Son entreprise de 10 toilettes à Mararraba Aso, dans l'État de Nasarawa, à l'est d'Abuja, est confrontée à de nombreux problèmes, principalement liés à la sensibilisation à l'hygiène.
"Beaucoup d'utilisateurs abusent des installations en déposant leurs excréments sur les bords des toilettes, car ils pensent que le paiement qu'ils effectuent pour la commodité publique devrait prendre en charge le désordre qu'ils laissent derrière eux", se plaint-il.
"Nous devons également faire face au coût élevé de l'entretien de l'installation, en utilisant des produits chimiques pour laver toutes les toilettes afin que les clients ne contractent pas d'infections les uns des autres.
L'élimination des matières fécales de temps à autre est l'un des principaux défis auxquels John est confronté dans la gestion de son établissement public.
Umar partage cet avis après deux décennies de gestion de son établissement à Abuja. "La question de l'évacuation des toilettes est un problème majeur", explique-t-il.
L'une des nouvelles installations d'Umar à Madalla, près d'Abuja, n'est pas aussi lucrative que les plus anciennes dans la capitale. En effet, l'absence d'infrastructures publiques par rapport au centre-ville d'Abuja l'oblige à injecter davantage de liquidités dans sa nouvelle entreprise.
Rôle des investisseurs
John pense qu'il est nécessaire de sensibiliser davantage le public aux effets négatifs de la défécation à l'air libre et de l'élimination incorrecte des déchets. Si l'on y parvient, les gens seront plus nombreux que jamais à se rendre dans les toilettes publiques.
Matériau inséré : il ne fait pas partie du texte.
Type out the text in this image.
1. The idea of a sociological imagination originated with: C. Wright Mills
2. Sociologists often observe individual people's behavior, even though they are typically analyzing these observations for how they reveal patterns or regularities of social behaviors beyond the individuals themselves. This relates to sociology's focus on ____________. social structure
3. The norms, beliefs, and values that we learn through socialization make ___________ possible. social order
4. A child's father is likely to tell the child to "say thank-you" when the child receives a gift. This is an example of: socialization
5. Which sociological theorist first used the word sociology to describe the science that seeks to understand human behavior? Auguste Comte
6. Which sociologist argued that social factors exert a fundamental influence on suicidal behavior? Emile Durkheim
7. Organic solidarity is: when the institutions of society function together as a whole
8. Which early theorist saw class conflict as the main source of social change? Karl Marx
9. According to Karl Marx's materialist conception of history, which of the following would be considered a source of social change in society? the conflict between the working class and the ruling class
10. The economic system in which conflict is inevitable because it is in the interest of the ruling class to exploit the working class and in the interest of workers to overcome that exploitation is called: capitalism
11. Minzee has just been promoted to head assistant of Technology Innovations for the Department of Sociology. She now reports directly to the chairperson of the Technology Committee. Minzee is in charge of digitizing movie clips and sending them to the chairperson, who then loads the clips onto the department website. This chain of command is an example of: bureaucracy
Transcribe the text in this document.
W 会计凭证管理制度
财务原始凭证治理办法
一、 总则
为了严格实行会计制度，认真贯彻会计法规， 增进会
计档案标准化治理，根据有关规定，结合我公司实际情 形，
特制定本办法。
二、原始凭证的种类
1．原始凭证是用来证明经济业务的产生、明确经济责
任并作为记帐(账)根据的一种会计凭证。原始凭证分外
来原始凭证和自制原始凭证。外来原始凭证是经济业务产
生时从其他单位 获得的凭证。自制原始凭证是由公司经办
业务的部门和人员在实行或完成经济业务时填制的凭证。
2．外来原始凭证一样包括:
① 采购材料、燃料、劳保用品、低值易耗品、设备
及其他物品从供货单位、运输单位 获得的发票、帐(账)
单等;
Les exploitants de ces entreprises, quant à eux, doivent se concentrer sur une meilleure hygiène en utilisant des produits chimiques efficaces pour nettoyer et désinfecter les toilettes publiques.
"Le gouvernement peut aider à cet égard en fournissant un système d'égouts dans les zones urbaines, ainsi que des dispositions pour l'évacuation des déchets par camion-citerne à des prix plus abordables", a déclaré M. Umar.
La libéralisation de l'attribution des terrains pour la construction de toilettes publiques figure également sur la liste des souhaits. Selon M. Umar, cette mesure doit être prise de manière à ce que tous ceux qui souhaitent se lancer dans cette activité bénéficient de cette politique plutôt que des investisseurs déjà fortunés et proches de fonctionnaires.
Selon lui, le gouvernement doit mettre des prêts à taux réduit à la disposition des personnes qui souhaitent se lancer dans cette activité afin d'augmenter le nombre de toilettes publiques dans les plus brefs délais.
Certains suggèrent également que les pays africains pourraient redoubler d'efforts pour fournir davantage de toilettes publiques appartenant à l'État, en plus des initiatives du secteur privé.